Allan Stuck, sculptor and jeweler, said the railroad made an impact on Makanda’s economic climate. The trains ran daily to Chicago to ensure the fruit arrived fresh. Then technology allowed fruit to travel farther, bypassing the village.
“All of the farms down in Cobden, in Anna and Jonesboro seem to get more water than all of us in the little towns,” Stuck said. “Then refrigeration came into existence and Makanda stopped being important as a shipping area,” Stuck said.
Susan Addington, employee of Visions Art Gallery described the desolate scene in Makanda after refrigeration hit the rail lines.
“Then there weren’t any jobs, so everyone left for the big cities,” Addington said. “Makanda went to being almost a ghost town.”
Because of multiple floods and a fire that claimed businesses in the valley, prices were low and the population had dwindled. The affordability led several Southern Illinois University Carbondale artists to change their residences in the early 1970’s. Shortly thereafter, Makanda found its resurgence as an artist haven.
Dave Dardis, proprietor of Rainmaker Art Studio on the boardwalk, moved to Makanda with a few art school friends from SIUC in 1973. He and his two partners rented out studio space for $40 a month.
“When I graduated, I did not want to move north and I thought of a way to stay down here,” Dardis said. “We knew of this town from going to school and at that time there was really nothing except for empty stores.”
Dardis and his two partners traveled across the country selling wares, sometimes for a year at a time.
“We always came back here” Dardis said. “Makanda was our home base.”
Over the next 35 years, more artists followed in Dardis’ footsteps and settled in the village.
Stuck moved from Carbondale to Makanda more than 36 years ago. He was offered a chance to by a house from a friend’s grandfather.
“The house was inexpensive enough for me to be able to buy it, but if I had to buy a house nowadays, I don’t even know if I would be able to survive.” Stuck said. “I still live in that house and they’ll bury me in it.”
This Makanda loyalist sentiment is reflected in the housing market. Even though the population is low, the available property is scarce.
“As we’ve been developing the reputation as Makanda being the Valley of the Arts more people keep coming all of the time.”
Because of the strong artist migration, Makanda is a thriving center for arts. Local art shop, Visions Art Gallery features works from more than 100 local artists.

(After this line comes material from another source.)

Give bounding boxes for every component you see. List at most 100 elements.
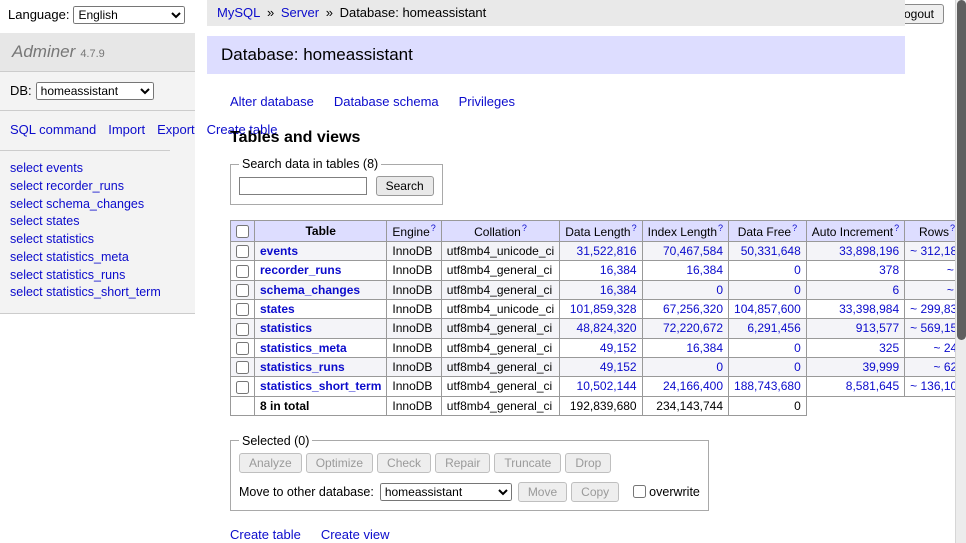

“All the artists support each other and push each other’s works,” Addington said. “Everyone is real supportive down here.
Makanda boasts two fairs per year in celebration of their rich arts and crafts foundations, with the annual spring Makanda Fest and the fall Vulture Fest. (Makanda Fest is the first weekend in May and Vulture Fest is the 3rd weekend in October) The festivals feature live music, arts and crafts and in the fall, hundreds of black and turkey vultures.
Postmaster Laura Depolo said the vultures take temporary residence in the trees between the post office and Stuck’s studio.
“It’s kind of creepy to come out of the post office in the afternoon to trees full of vultures,” Depolo said. “Allan [Stuck] tells me that the vultures are waiting to get me because I don’t move fast enough.”
For Stuck, his favorite part about Makanda is being surrounded by nature.
“You’ve got all these hills, deer, turkey, bobcats, foxes coyotes,”
Stuck said. “I just like the wildness of it.” Addington agrees and said, “We are in the valley behind Giant City State Park, which is one of the most beautiful places you could every want to see.”
“I think that between our little village down here and the state park behind us, people just swarm down here,” Addington said.
Stuck said that the swarming was because “people with aesthetic senses automatically wanted to move in here.”